Jennifer Worth was highly interested in the sad inevitabilities in life. She was especially interested in cultural attitudes about death. After a few years as a midwife, she chose to work in the then-incipient hospice movement.
Worth wrote of her experiences in the book In the Midst of Life, which is not as well-known as her Call the Midwife trilogy. I recommend it - Worth has a uniquely practical way of speaking about death and spirituality. She wrote of death that:
It is well nigh impossible to talk to anyone about death, I find. Most people seem deeply embarrassed. It is like when I was a girl and nobody could talk about sex. We all did it, but nobody talked about it! We have now grown out of that silly taboo, and we must grow out of our inhibitions surrounding death. They have arisen largely because so few people see death any more, even though it is quite obviously in our midst. A cultural change must come, a new atmosphere of freedom, which will only happen if we open our closed minds.10
This attitude explains why Worth did not much fear dying. Her daughter later recounted something Worth told her shortly before Worth died of cancer:
“Darling, I don’t want you crying for me, I don’t want you to grieve for me. Death is just as much a part of life as birth. I have no fear of death and there is no need for you to fear death either.”11
Worth observed in her first memoir that “[i]f God really does exist, and is not just a myth, it must have consequence for the whole of life.”12
I was struck when I read this by how right she was. Like Worth, I was not raised in a devout household, and my initial attitude towards religion was one of derision and confusion. Also like Worth, I was surprised by an overwhelming encounter with Christ’s love - one I experienced despite my resistance. I understood when I read Worth’s work that I had to commit my life to God.

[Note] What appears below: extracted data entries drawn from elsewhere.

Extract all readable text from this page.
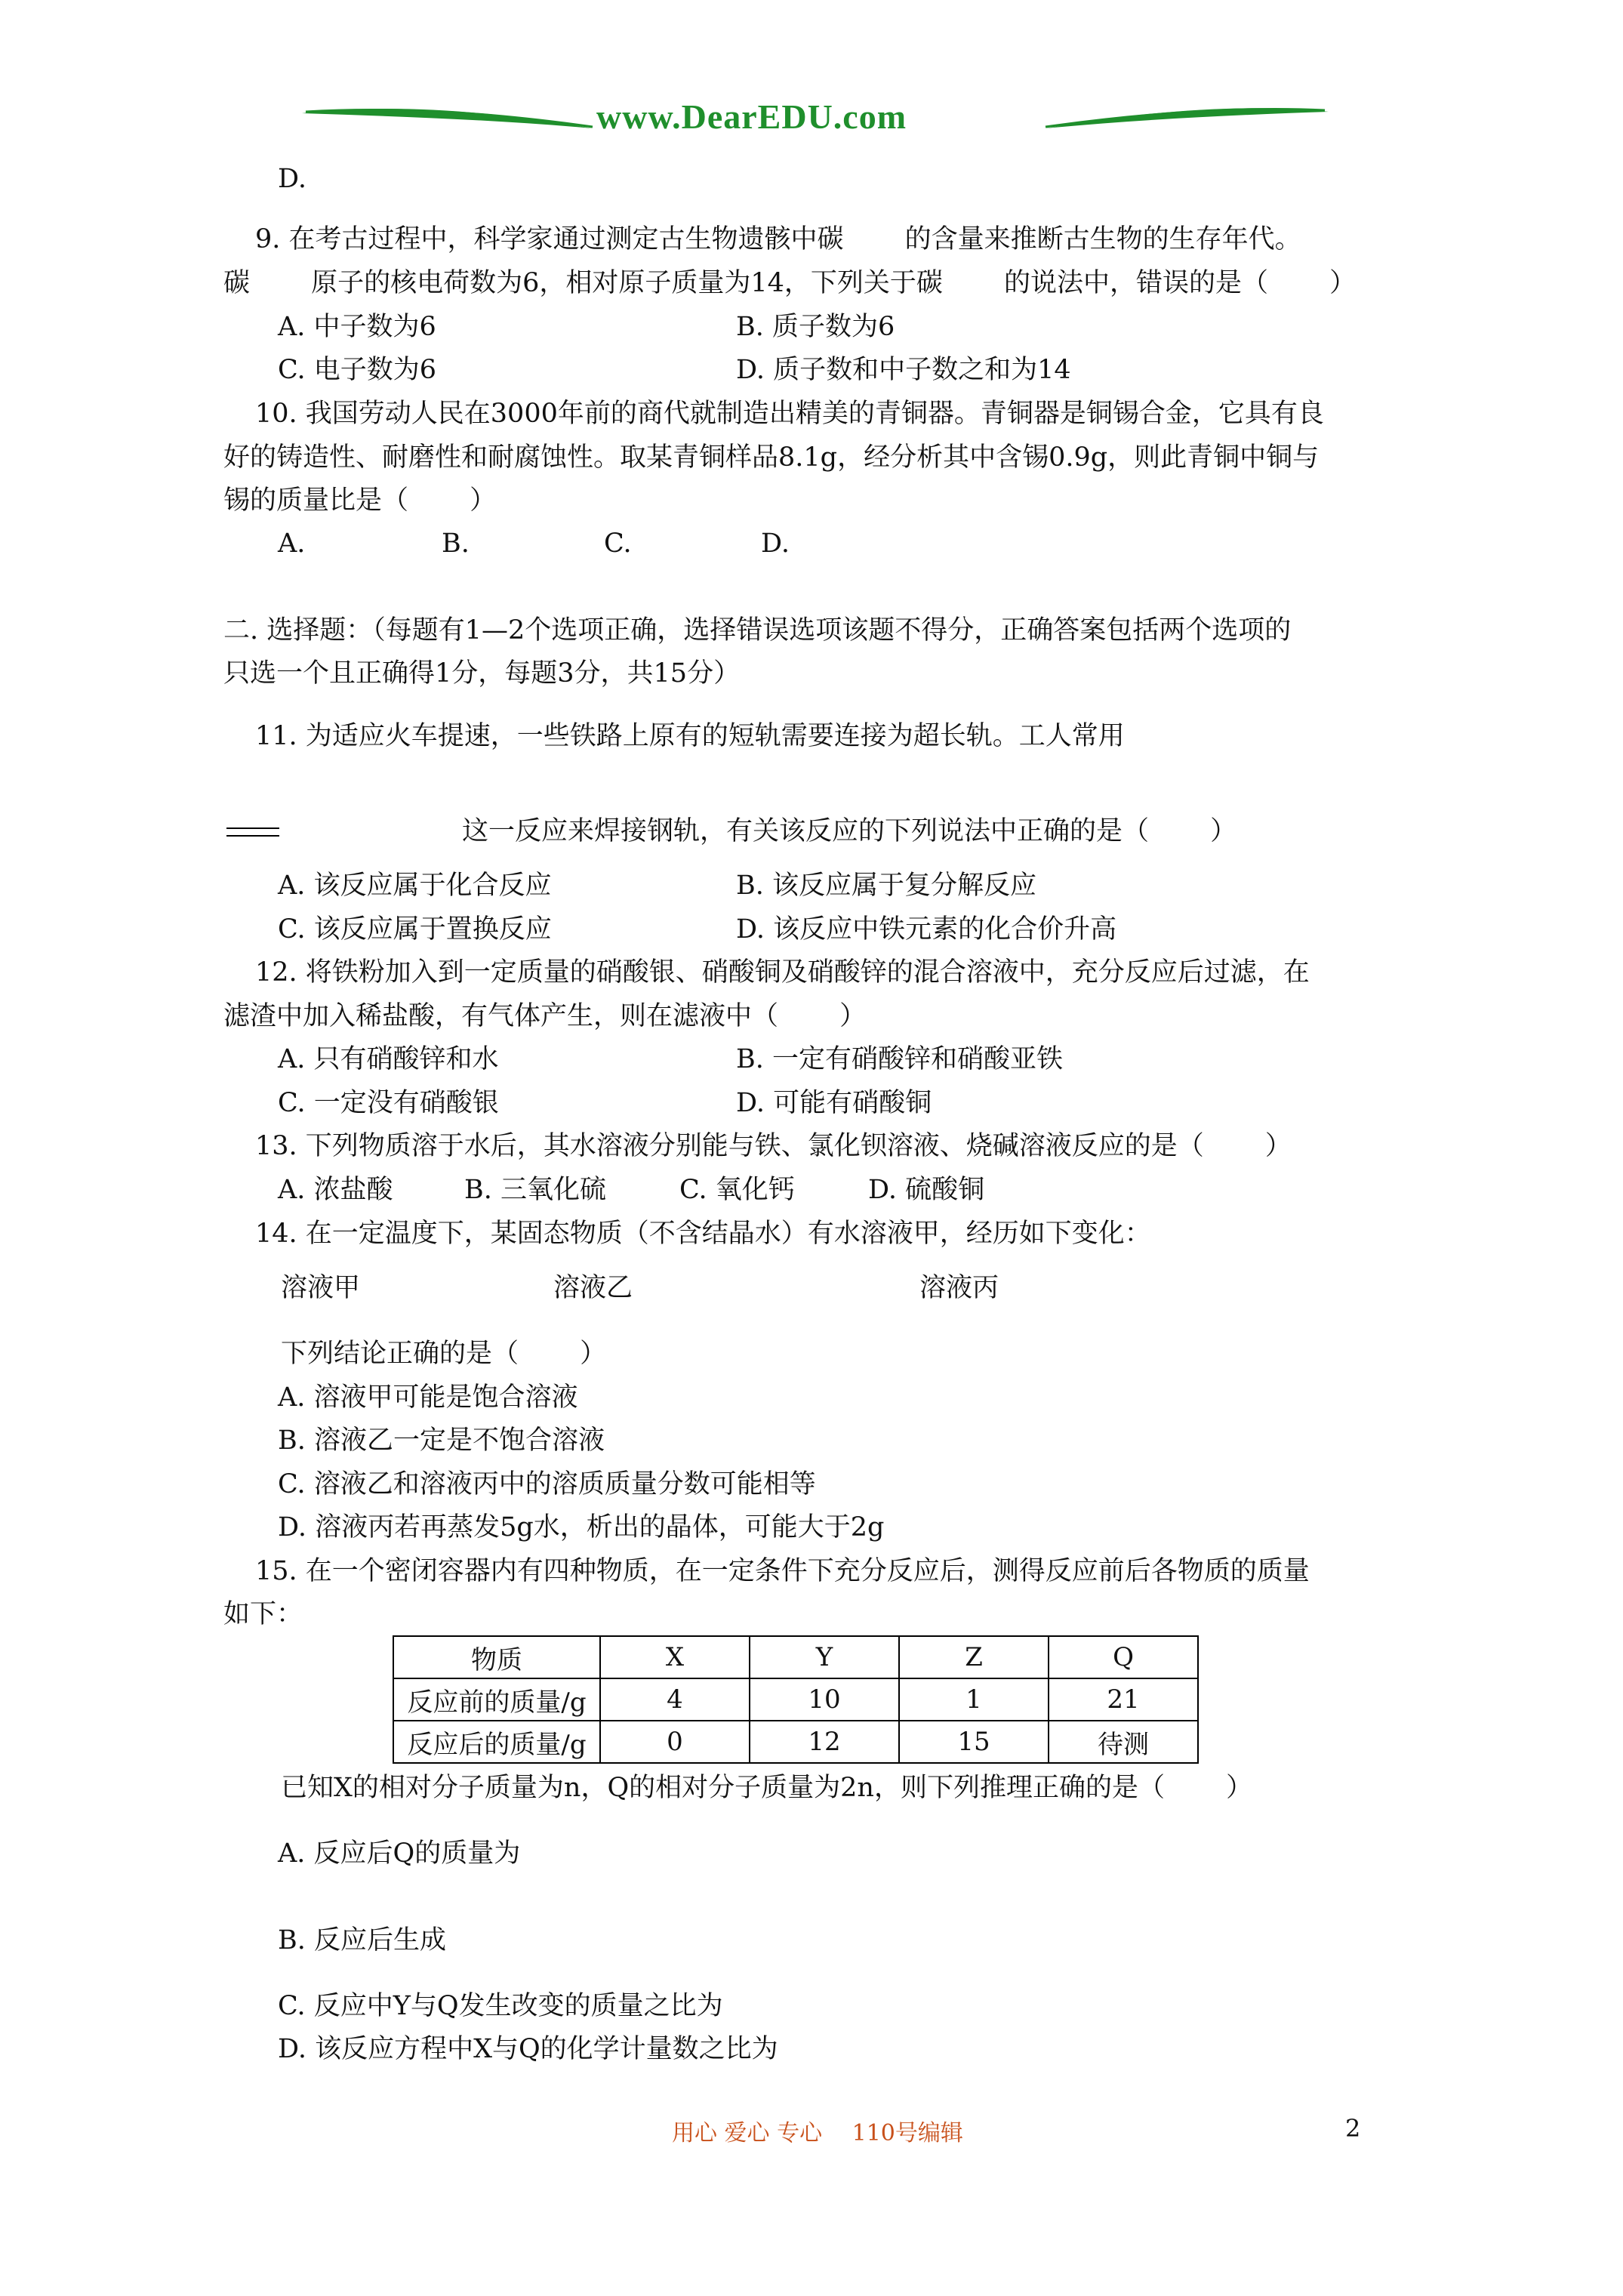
www.DearEDU.com
D.
9. 在考古过程中，科学家通过测定古生物遗骸中碳 　　的含量来推断古生物的生存年代。
碳 　　原子的核电荷数为6，相对原子质量为14，下列关于碳 　　的说法中，错误的是（ 　　）
A. 中子数为6	B. 质子数为6
C. 电子数为6	D. 质子数和中子数之和为14
10. 我国劳动人民在3000年前的商代就制造出精美的青铜器。青铜器是铜锡合金，它具有良
好的铸造性、耐磨性和耐腐蚀性。取某青铜样品8.1g，经分析其中含锡0.9g，则此青铜中铜与
锡的质量比是（ 　　）
A.	B.	C.	D.
二. 选择题：（每题有1—2个选项正确，选择错误选项该题不得分，正确答案包括两个选项的
只选一个且正确得1分，每题3分，共15分）
11. 为适应火车提速，一些铁路上原有的短轨需要连接为超长轨。工人常用
这一反应来焊接钢轨，有关该反应的下列说法中正确的是（ 　　）
A. 该反应属于化合反应	B. 该反应属于复分解反应
C. 该反应属于置换反应	D. 该反应中铁元素的化合价升高
12. 将铁粉加入到一定质量的硝酸银、硝酸铜及硝酸锌的混合溶液中，充分反应后过滤，在
滤渣中加入稀盐酸，有气体产生，则在滤液中（ 　　）
A. 只有硝酸锌和水	B. 一定有硝酸锌和硝酸亚铁
C. 一定没有硝酸银	D. 可能有硝酸铜
13. 下列物质溶于水后，其水溶液分别能与铁、氯化钡溶液、烧碱溶液反应的是（ 　　）
A. 浓盐酸	B. 三氧化硫	C. 氧化钙	D. 硫酸铜
14. 在一定温度下，某固态物质（不含结晶水）有水溶液甲，经历如下变化：
溶液甲	溶液乙	溶液丙
下列结论正确的是（ 　　）
A. 溶液甲可能是饱合溶液
B. 溶液乙一定是不饱合溶液
C. 溶液乙和溶液丙中的溶质质量分数可能相等
D. 溶液丙若再蒸发5g水，析出的晶体，可能大于2g
15. 在一个密闭容器内有四种物质，在一定条件下充分反应后，测得反应前后各物质的质量
如下：
物质	X	Y	Z	Q
反应前的质量/g	4	10	1	21
反应后的质量/g	0	12	15	待测
已知X的相对分子质量为n，Q的相对分子质量为2n，则下列推理正确的是（ 　　）
A. 反应后Q的质量为
B. 反应后生成
C. 反应中Y与Q发生改变的质量之比为
D. 该反应方程中X与Q的化学计量数之比为
用心 爱心 专心 　110号编辑	2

Thus began a slow and imperfect process that is still unfolding.
See Jim Wight, The Real James Herriot: A Memoir of my Father, Ballantine Books (2000).
Christine Lee, The Midwife’s Sister, PAN Books (2015), “The Dressmaker, Her Daughter, and Betrayal”.
See id.
See Jennifer Worth, Letters to the Midwife, Phoenix Books (2015), “Introduction”.
Jennifer Worth, The Midwife, Penguin Group (2002), “Nonnatus House.”
This remarkable but tragic story was covered in the 2012 Call the Midwife Christmas Special. For further reading about this story and the Workhouse system in 1900s London, read Worth’s second Memoir, Shadows of the Workhouse.
See The Midwife, “Mrs. Jenkins.”
Id., “The Beginning.”
Id.
Jennifer Worth, In the Midst of Life, Phoenix Books (2011).
Letters to the Midwife, “Introduction.”
The Midwife, “A Christmas Baby.”
I found this article entirely by chance through your Wendell Berry article (though I don’t fully believe in chance and assume you don’t either, even with the algorithm at play) and am crying in the airport! I’ve been watching CTM for years but did not know all this depth. I am going to order her books right now…thank you so much. I absolutely adore your writing!
That was a lovely reflection- thank you.